Streptomyces-Bakterien

Antibiotika schützen Bienenwölfe

Jena - 04.03.2010, 09:51 Uhr


Grabwespen der Gattung Philanthus, die so genannten Bienenwölfe, beherbergen nützliche Bakterien auf ihrem Kokon, die einen Schutz gegen schädliche Mikroorganismen garantieren

Sie konnten mit Hilfe bildgebender Massenspektrometrie in vivo zeigen, dass sich die Antibiotika konzentriert auf der Außenseite des Kokons befinden und diesen so effektiv gegen Infektionen schützen. Der Einsatz verschiedener Antibiotika wiederum verhindert Infektionen einer Vielzahl von pathogenen Mikroorganismen. Somit machen sich Bienenwölfe schon seit Millionen von Jahren ein Prinzip zu Nutze, das in der Humanmedizin als Kombinationsprophylaxe bekannt ist.

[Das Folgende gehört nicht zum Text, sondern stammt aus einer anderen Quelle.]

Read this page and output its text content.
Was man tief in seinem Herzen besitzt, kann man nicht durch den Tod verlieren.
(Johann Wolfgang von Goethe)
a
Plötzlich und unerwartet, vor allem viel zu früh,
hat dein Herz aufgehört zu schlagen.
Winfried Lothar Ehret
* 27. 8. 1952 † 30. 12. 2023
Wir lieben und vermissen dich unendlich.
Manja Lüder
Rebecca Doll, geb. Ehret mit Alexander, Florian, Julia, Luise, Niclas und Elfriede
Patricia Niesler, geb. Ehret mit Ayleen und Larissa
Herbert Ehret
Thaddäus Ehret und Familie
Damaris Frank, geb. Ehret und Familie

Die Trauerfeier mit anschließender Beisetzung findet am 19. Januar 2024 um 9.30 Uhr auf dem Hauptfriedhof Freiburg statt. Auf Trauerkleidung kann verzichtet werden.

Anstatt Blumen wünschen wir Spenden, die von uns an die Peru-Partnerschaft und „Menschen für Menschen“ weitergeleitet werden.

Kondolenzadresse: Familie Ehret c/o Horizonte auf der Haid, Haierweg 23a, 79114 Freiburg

Viele Insekten verbringen einen Teil ihres Lebens im Erdboden und sind dabei dem Risiko einer Pilz- oder Bakterieninfektion ausgesetzt. Dies gilt auch für zahlreiche Grabwespenarten, die ihre Nester im Boden anlegen. Im Gegensatz zu Bienen, die Pollen und Nektar zur Aufzucht ihrer Larven nutzen, jagen Grabwespen Insekten als Nahrung für ihren Nachwuchs. Aufgrund der feuchtwarmen Bedingungen und der großen Menge an organischem Material im unterirdischen Nest sind sowohl die Nahrungsvorräte als auch die Grabwespenlarven selbst von Krankheitserregern bedroht; Schimmel- und Bakterienbefall stellen dabei eine besonders große Gefahr dar und können in vielen Fällen zum Tod der Larve führen.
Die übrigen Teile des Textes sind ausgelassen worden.